Allora egli prova una terribile impressione, gli sembra di essere morto, di non poter più riveder i suoi cari, le sue montagne natie: gli sembra che per tutta l’eternità dei secoli egli debba restare, palpitante e cosciente, nella fredda profondità di quelle acque, tra quel mondo di vermi.
Una terribile disperazione lo vince; vuol muoversi e non può, vuol gridare e non può; fa uno sforzo supremo e si sveglia tremando, e si ritrova seduto sull’apertura della sua capanna, ove s’era addormentato pensando di andare a rubare la borsa del pastore vicino.
Per alcuni istanti egli vibra in tutta la persona, ancora oppresso dall’incubo. Poi, lentamente, torna alla realtà. Il suo gregge dorme nelle mandrie: laggiù, al di là del fiume, brilla rosso e tranquillo il fuoco del pastore. La luna cala nella notte serena.

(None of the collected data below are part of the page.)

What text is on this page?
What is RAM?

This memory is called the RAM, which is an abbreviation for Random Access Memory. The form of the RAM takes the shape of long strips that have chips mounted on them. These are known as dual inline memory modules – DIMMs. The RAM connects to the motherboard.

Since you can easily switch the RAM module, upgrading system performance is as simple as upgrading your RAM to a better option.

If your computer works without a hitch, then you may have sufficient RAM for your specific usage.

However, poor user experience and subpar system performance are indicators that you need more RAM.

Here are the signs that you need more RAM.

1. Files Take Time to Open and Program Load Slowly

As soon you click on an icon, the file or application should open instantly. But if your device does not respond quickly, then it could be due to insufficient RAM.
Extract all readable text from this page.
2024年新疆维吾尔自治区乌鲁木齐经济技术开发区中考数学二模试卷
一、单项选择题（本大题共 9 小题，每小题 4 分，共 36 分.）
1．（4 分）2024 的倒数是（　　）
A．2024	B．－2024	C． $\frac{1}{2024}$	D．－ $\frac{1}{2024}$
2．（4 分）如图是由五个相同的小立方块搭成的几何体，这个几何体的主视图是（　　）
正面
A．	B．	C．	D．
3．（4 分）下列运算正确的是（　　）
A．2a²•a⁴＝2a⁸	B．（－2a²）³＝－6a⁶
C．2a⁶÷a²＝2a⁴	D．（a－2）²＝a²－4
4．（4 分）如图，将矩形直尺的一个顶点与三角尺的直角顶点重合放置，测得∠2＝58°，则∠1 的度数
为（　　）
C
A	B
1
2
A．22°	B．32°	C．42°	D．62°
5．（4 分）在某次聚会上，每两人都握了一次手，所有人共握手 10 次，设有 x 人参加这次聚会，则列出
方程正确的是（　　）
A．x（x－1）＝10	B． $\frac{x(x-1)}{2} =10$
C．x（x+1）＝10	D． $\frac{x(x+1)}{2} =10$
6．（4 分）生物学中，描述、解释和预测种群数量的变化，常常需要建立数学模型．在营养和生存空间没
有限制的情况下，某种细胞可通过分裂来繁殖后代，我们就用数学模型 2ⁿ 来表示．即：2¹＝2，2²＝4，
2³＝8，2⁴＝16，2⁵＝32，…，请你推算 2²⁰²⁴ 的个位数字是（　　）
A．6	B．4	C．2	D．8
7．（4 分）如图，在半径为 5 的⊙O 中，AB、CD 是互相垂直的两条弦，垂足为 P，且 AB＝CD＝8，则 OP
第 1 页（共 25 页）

Il pastore si alza, si scuote, ed una tristezza profonda gli copre il cuore. Gli sembra d’aver commesso davvero il delitto, e sente un grande rimorso, ed il presentimento di tristi cose.
Che farà per espiare? Come placherà l’ira del Bambino Gesù?
Ebbene, egli confesserà al pastore vicino la mostruosa idea e l’orribile sogno che ha avuto: poi scannerà tre pecore e ne distribuirà le carni ai poveri del più vicino villaggio.